Being a Christian is about following Christ. This is a life long practice, and a journey into becoming fully human. (Seeing discipleship as a journey into human-ness was another topic covered at the Breakout conference). Authentic Christian mission is a fully human life encountering and interacting with the world and with others, but doing this on our own is hard. New monasticism drives us to the heart of tradition in order that each member of the community can be more fully human by being together with their shared rule, so that each can take that Godly humanity into whatever context they find themselves in.
Each community takes the essence of the monastic tradition and asks, what can that be about in a particular context. The early church fathers lived in the desert, often in caves, but slowly started to gather themselves together. Together and alone they experienced stillness. New missional communities would ask, what is the ‘cave’ practice with the people you’re with, even just a moment of recognition of God.
As the centuries passed, monks gathered in community and ate round tables in the refectory. Some still do. They gathered together, sharing hospitality and offering it to others.
As the Franciscan and Dominican orders grew, there was in an increase in the country Friar – the monk that lived life on the road, encountering people, but still living in stillness, following the rule and offering hospitality.

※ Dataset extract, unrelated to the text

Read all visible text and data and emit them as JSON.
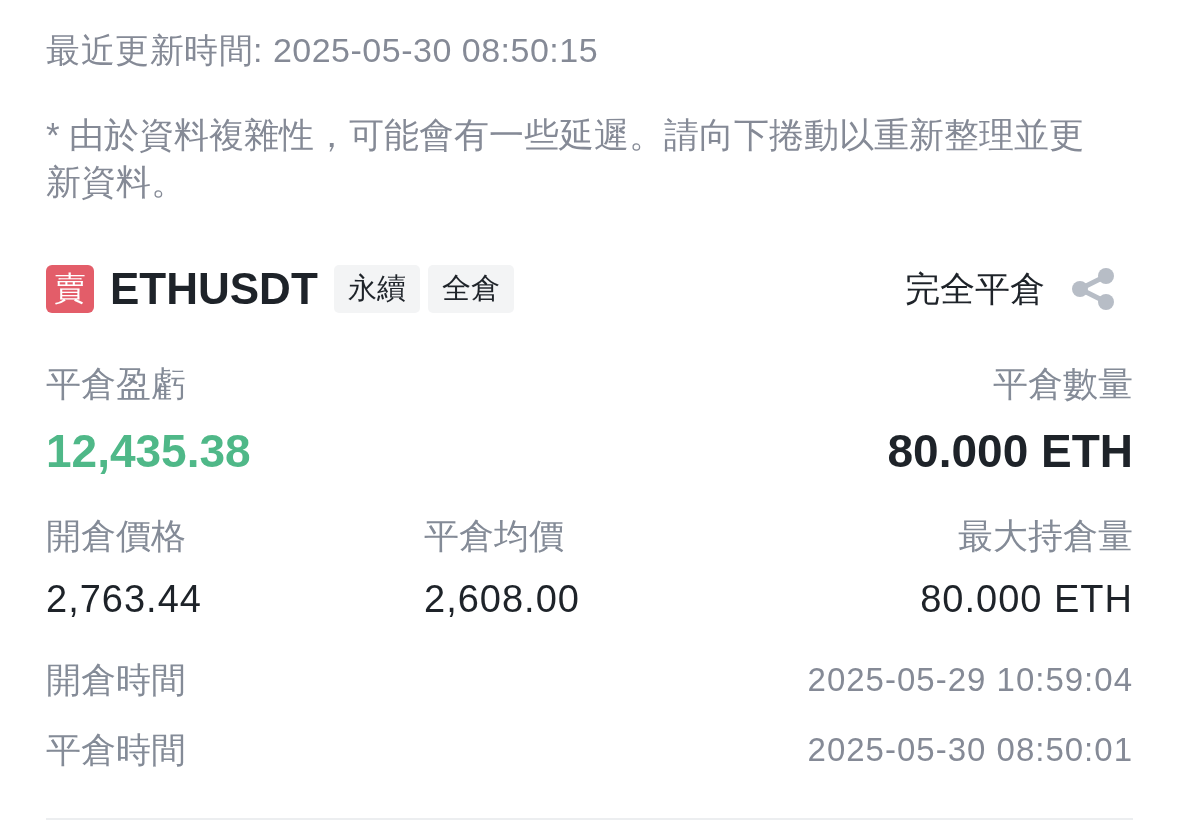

For a present day new monastic community, what is the place of stillness, community, and engagement? Can anything from the old tradition help us?
Their rule was fourfold: Poverty, Chastity, Obedience and Stability. Can these be translated into a community rule for today that would equip and support people in their growing and engaging?

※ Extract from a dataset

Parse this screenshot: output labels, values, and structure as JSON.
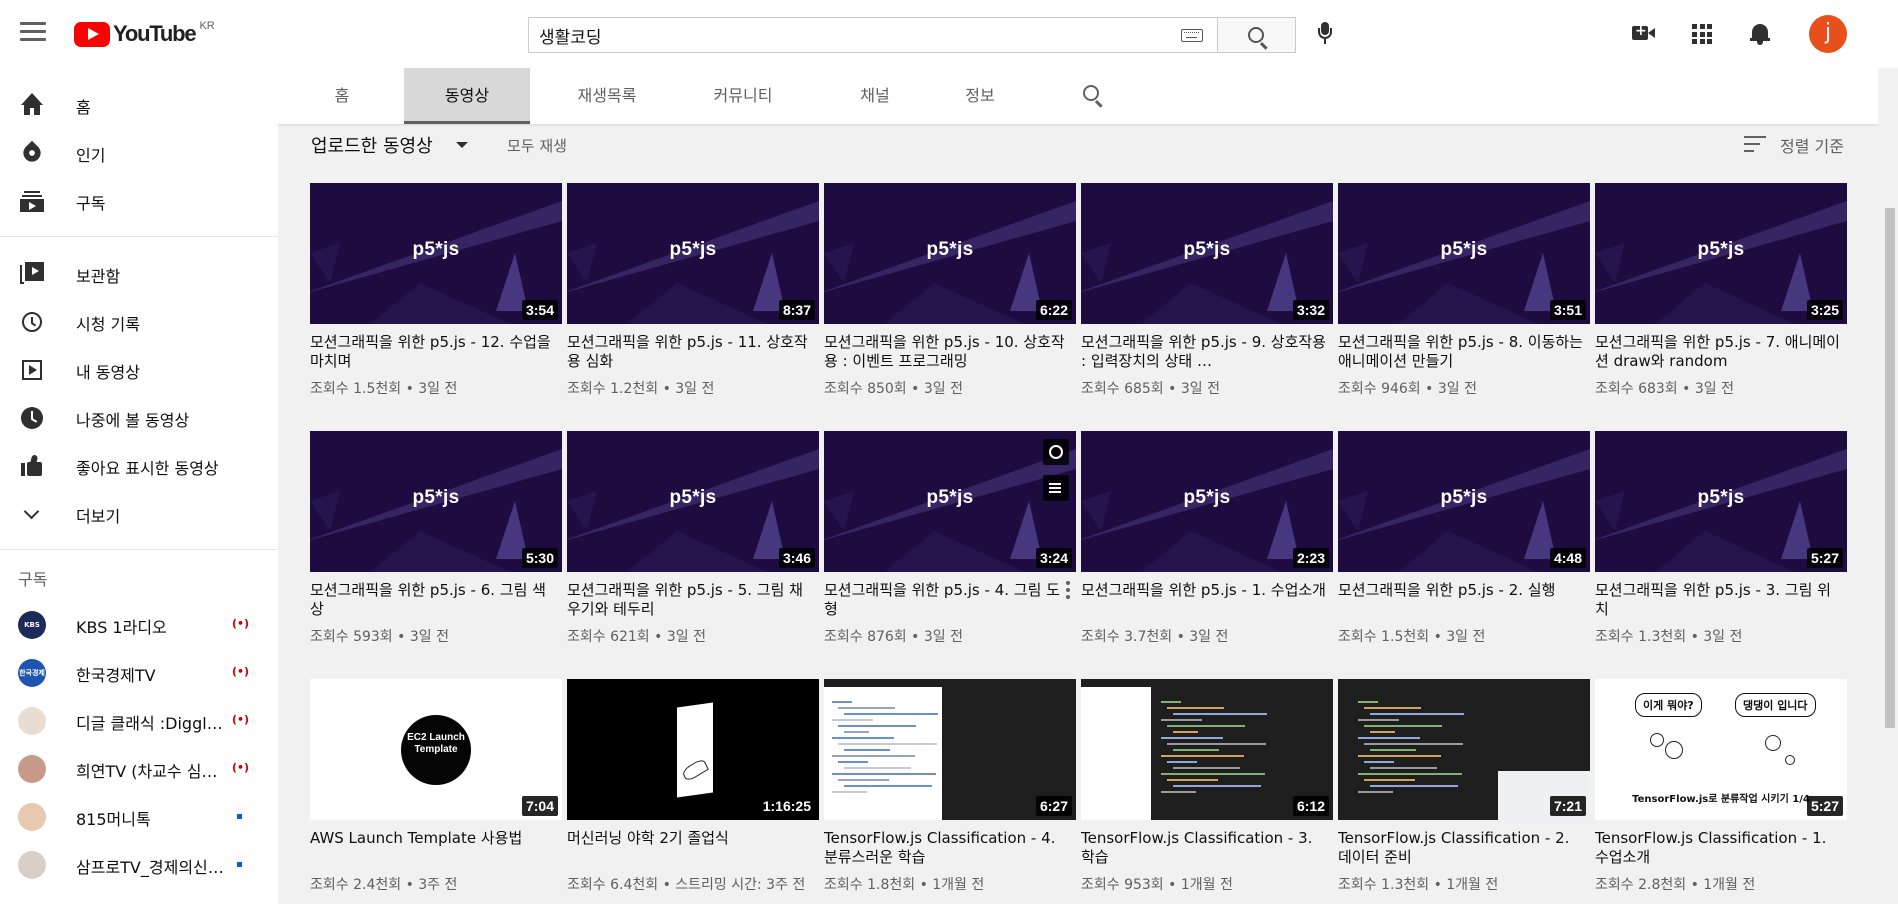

In our consumer culture, poverty could be translated into simplicity. We all live with many things we don’t need. and could afford to lose the things that tie us down, such as debt and credit, for example. Chastity doesn’t just mean celibacy. It also means pure, clean, free from obscenity, devoted. What is the equivalent now? Perhaps a devotion to monogamy is a contemporary equivalent – fidelity to the state you’re in.
Obedience was to a rule, and if you get the rule right in a new community, this needn’t change.
Stability looked different to monks and friars. Even though friars were out of the road they had a rootedness to them. What is it that roots us? Are we content with what we have – again this is quite pertinent in our western society. Can our stability be carried with us, or does it rely on too many things. A community rule for rootedness might be a community call to prayer or thankfulness at the same time, even if the community is spread around the country.
Ian has given me much to think about as we develop a small core team. I probably will not call ourself a new missional community, but we do want to be a community that is tied together even though we may work elsewhere, and one that is missional to those we encounter.